The first clues emerged Tuesday when U.S. stock markets suffered losses in the hours before House Speaker Nancy Pelosi announced the commencement of a formal impeachment inquiry. On Wednesday, the markets rebounded despite the release of the transcript of Trump’s call with Ukrainian president Volodymyr Zelensky, in which he asked for an investigation of the son of Democratic presidential candidate Joe Biden—an act that set off the impeachment inquiry. The president himself warned that “the markets would crash.”
Since Trump’s election, the Dow Jones Industrial Average has risen 46 percent. But warning signs of a recession have emerged in recent months. How will the markets respond to the daily drama of a turbulent political battle played out on cable news and Twitter?
It is difficult to determine the reasons for movement in the stock market, says Robert Triest, chair and professor of Northeastern’s Department of Economics. Uncertainty can lead to volatility in the market, he notes; but in this case he points out that the launching of a formal inquiry should have been anticipated.
“Generally, the stock market has priced into it everything that is already known and widely expected,” Triest says. “So it’s only the surprises that generally cause a jolt to stock prices.”
The U.S. economy already appeared to be vulnerable, according to economists. Will the impeachment inquiry contribute to a downturn?
It could contribute by increasing uncertainty about future economic policy. On the other hand, economic fundamentals are still pretty good. Recessions by their very nature are very difficult to predict. Some of the risk factors we have now are related to policy uncertainty, for example, the uncertainty about how long the trade war will persist, and how that will evolve. That impacts a kind of uncertainty regarding investment opportunities, and future economic activity.
That is probably at least as important as uncertainty about the impeachment process per se.
Are there historical precedents that can help forecast what may happen to the economy?
The economy actually did quite well during the Clinton impeachment process, that was part of the late 1990s boom. And the political uncertainty regarding Clinton’s impeachment didn’t really seem to weigh very heavily on the economy or on the stock market for that matter. Now that could be because the probability of Clinton actually being convicted in the impeachment process, and removed from office, was perceived to be fairly low.
In Nixon’s case, he did end up resigning. It’s hard to pinpoint the effect of that type of political uncertainty on the economy because there were a lot of other things affecting the global economy at the time that he was under investigation and ultimately resigned.
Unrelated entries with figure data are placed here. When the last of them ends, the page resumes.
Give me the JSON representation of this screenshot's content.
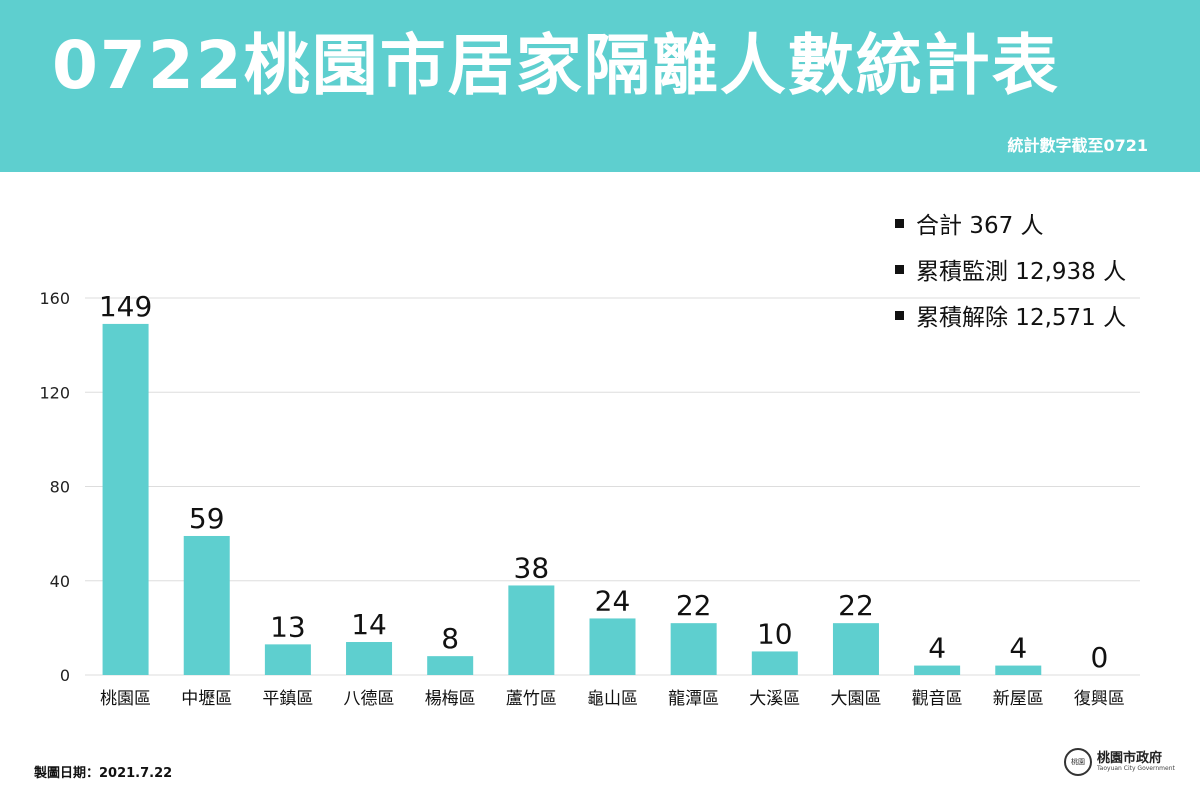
{
  "header": {
    "title": "0722桃園市居家隔離人數統計表",
    "subtitle": "統計數字截至0721"
  },
  "legend": {
    "items": [
      {
        "label": "合計 367 人"
      },
      {
        "label": "累積監測 12,938 人"
      },
      {
        "label": "累積解除 12,571 人"
      }
    ]
  },
  "colors": {
    "header_bg": "#5ecfcf",
    "bar": "#5ecfcf",
    "grid": "#dddddd"
  },
  "chart_data": {
    "type": "bar",
    "categories": [
      "桃園區",
      "中壢區",
      "平鎮區",
      "八德區",
      "楊梅區",
      "蘆竹區",
      "龜山區",
      "龍潭區",
      "大溪區",
      "大園區",
      "觀音區",
      "新屋區",
      "復興區"
    ],
    "values": [
      149,
      59,
      13,
      14,
      8,
      38,
      24,
      22,
      10,
      22,
      4,
      4,
      0
    ],
    "data_labels": [
      "149",
      "59",
      "13",
      "14",
      "8",
      "38",
      "24",
      "22",
      "10",
      "22",
      "4",
      "4",
      "0"
    ],
    "yticks": [
      0,
      40,
      80,
      120,
      160
    ],
    "ytick_labels": [
      "0",
      "40",
      "80",
      "120",
      "160"
    ],
    "ylim": [
      0,
      160
    ],
    "grid": true
  },
  "footer": {
    "date_label": "製圖日期：2021.7.22",
    "org_name": "桃園市政府",
    "org_name_en": "Taoyuan City Government",
    "seal_text": "桃園"
  }
}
By then there had already been the first of the major oil shocks, and that was something that was a large disruption in global and national economic activity.
How may Trump’s use of Twitter during his investigation influence the economy?
President Trump’s use of Twitter has contributed to the sense of policy uncertainty. And policy uncertainty itself is something that tends to discourage investment because businesses want to know what the regulatory and other policy variables will be like in the future.
At this point, I think people are fairly used to President Trump’s use of Twitter. So the president’s continued use of Twitter probably will not increase the already high level of policy uncertainty.
If the value of stocks go down, will it affect people who don’t have money invested in the markets?
The answer is yes, due to two different channels.
The first channel is that the drop in the market will have some impact on aggregate economic activity. To the extent that the Federal Reserve is not able to fully offset that through monetary policy, then there may be some increased risk of an economic slowdown or recession. That will affect job opportunities for young people, even if they don’t have money in the stock market.
The second channel is more favorable. Suppose that the stock market is overvalued now, for whatever reason, possibly due to what Alan Greenspan called “irrational exuberance” back in the 90s. And suppose young people don’t have much in the way of anything invested in the stock market, but hope to buy stocks in the future, as they extend their careers and put money into a 401k. If the stock market comes down from an irrational high to a more rational level, that helps them because they can buy stocks at a cheaper price and avoid the future slow growth associated with the initial overly-high pricing of equities.